Transformer-based speech and music generation workflow
This project compares three generative audio tasks in one workflow: standard text-to-speech, expressive speech synthesis, and text-conditioned music generation.
Challenge
- Generative audio models map text into different output modalities.
- Speech clarity, expressive delivery, and music generation need different prompts and model assumptions.
- Running multiple audio models requires careful setup and memory-aware execution.
System architecture
Data and inputs
The workflow uses controlled text prompts for spoken narration, expressive speech cues, and music descriptions.
Technical approach
- Use SpeechT5 with a vocoder for clear text-to-speech.
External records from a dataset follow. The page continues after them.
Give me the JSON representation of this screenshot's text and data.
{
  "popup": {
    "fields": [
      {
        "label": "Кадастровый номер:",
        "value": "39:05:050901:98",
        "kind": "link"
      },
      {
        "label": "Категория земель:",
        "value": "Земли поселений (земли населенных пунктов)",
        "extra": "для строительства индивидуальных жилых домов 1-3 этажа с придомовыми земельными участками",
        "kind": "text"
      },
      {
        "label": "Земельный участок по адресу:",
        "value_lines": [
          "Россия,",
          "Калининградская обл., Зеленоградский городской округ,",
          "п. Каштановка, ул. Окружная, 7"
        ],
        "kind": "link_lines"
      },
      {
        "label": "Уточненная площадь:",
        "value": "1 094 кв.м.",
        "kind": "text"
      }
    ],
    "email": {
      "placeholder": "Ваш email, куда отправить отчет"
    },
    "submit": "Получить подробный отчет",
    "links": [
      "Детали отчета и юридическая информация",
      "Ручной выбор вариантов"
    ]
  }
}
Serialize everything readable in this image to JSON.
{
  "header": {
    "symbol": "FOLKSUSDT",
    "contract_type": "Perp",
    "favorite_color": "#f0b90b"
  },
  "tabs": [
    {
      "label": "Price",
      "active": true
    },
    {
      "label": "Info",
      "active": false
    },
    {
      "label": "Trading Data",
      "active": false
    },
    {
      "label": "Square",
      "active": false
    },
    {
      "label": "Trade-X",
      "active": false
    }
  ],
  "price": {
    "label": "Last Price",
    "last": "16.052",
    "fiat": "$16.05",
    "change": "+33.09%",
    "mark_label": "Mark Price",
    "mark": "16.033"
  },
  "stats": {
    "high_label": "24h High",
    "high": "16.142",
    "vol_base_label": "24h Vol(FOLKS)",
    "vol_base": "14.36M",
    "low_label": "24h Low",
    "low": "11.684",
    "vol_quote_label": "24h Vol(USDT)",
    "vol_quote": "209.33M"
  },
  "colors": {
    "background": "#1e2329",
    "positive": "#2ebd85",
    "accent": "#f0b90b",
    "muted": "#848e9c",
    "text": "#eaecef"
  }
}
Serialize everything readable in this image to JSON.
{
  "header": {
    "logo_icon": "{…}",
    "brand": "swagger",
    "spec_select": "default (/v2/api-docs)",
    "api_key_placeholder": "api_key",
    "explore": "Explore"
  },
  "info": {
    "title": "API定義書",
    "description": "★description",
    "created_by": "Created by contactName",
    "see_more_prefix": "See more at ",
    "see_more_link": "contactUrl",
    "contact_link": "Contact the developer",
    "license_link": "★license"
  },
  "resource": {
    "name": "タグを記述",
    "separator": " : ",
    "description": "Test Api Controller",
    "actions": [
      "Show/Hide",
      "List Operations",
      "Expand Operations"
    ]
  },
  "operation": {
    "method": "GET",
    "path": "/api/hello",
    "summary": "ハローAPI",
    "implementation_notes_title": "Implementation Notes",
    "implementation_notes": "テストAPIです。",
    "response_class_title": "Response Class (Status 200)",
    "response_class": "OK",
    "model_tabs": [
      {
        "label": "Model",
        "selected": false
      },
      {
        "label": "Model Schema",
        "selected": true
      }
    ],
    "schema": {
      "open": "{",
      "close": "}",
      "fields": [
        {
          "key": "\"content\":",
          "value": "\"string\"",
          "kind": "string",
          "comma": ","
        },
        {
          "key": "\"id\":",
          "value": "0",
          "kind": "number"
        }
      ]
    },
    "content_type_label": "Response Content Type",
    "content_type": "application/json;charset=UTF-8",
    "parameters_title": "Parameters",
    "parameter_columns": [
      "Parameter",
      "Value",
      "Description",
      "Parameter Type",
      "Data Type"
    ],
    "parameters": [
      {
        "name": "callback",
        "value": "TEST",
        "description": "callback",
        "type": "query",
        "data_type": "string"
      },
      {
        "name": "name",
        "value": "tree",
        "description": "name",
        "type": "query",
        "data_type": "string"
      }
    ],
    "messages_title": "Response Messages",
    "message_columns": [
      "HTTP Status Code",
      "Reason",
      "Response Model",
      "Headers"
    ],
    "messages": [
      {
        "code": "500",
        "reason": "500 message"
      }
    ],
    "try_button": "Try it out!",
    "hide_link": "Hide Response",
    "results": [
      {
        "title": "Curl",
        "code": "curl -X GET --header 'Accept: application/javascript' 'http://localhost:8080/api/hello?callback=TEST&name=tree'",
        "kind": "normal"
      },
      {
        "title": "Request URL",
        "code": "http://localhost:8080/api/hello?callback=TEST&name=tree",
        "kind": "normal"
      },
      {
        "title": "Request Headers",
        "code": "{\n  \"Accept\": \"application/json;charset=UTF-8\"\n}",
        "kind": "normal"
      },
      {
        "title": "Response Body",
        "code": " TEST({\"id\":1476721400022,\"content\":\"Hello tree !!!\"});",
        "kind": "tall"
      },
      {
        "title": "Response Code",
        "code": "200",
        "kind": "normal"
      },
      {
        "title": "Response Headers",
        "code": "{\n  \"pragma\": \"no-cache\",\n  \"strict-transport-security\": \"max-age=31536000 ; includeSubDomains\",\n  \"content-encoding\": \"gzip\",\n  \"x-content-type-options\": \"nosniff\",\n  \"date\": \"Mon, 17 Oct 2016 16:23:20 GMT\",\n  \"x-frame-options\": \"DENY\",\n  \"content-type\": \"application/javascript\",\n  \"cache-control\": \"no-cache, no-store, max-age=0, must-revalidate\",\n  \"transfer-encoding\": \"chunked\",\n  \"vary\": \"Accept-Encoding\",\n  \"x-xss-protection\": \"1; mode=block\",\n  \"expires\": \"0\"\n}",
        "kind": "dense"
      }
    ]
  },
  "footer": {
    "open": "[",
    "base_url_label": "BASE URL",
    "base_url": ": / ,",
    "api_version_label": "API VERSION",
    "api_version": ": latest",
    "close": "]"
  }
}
- Use Bark to test expressive speech controlled by prompt wording.
- Use MusicGen to generate short music from instrumentation and mood descriptions.
Evaluation and results
3 generative audio tasks
SpeechT5 / Bark / MusicGen
Speech waveform and spectrogram outputs
- SpeechT5 worked best for controlled narration.
- Bark responded to emotional and style cues in the prompt.
- MusicGen demonstrated text-to-audio generation beyond spoken language.
Implementation and code
Implementation focus
The implementation connects data preparation, modeling, evaluation, and interpretation in a structured workflow that makes the technical decisions clear.
Source code
The code is available for exploring the implementation details and extending the experiment when needed.
Scope and responsible use
The project is a focused modeling and evaluation study. Broader use should be supported by validation on additional data, robustness checks, monitoring, and domain-specific evaluation.
Future development
- Add listening notes and qualitative comparison tables.
- Track latency and memory use across models.
- Add longer prompt experiments for music structure.
Technical contribution
The project compares how prompt design controls speech, expression, and music across transformer-based audio models.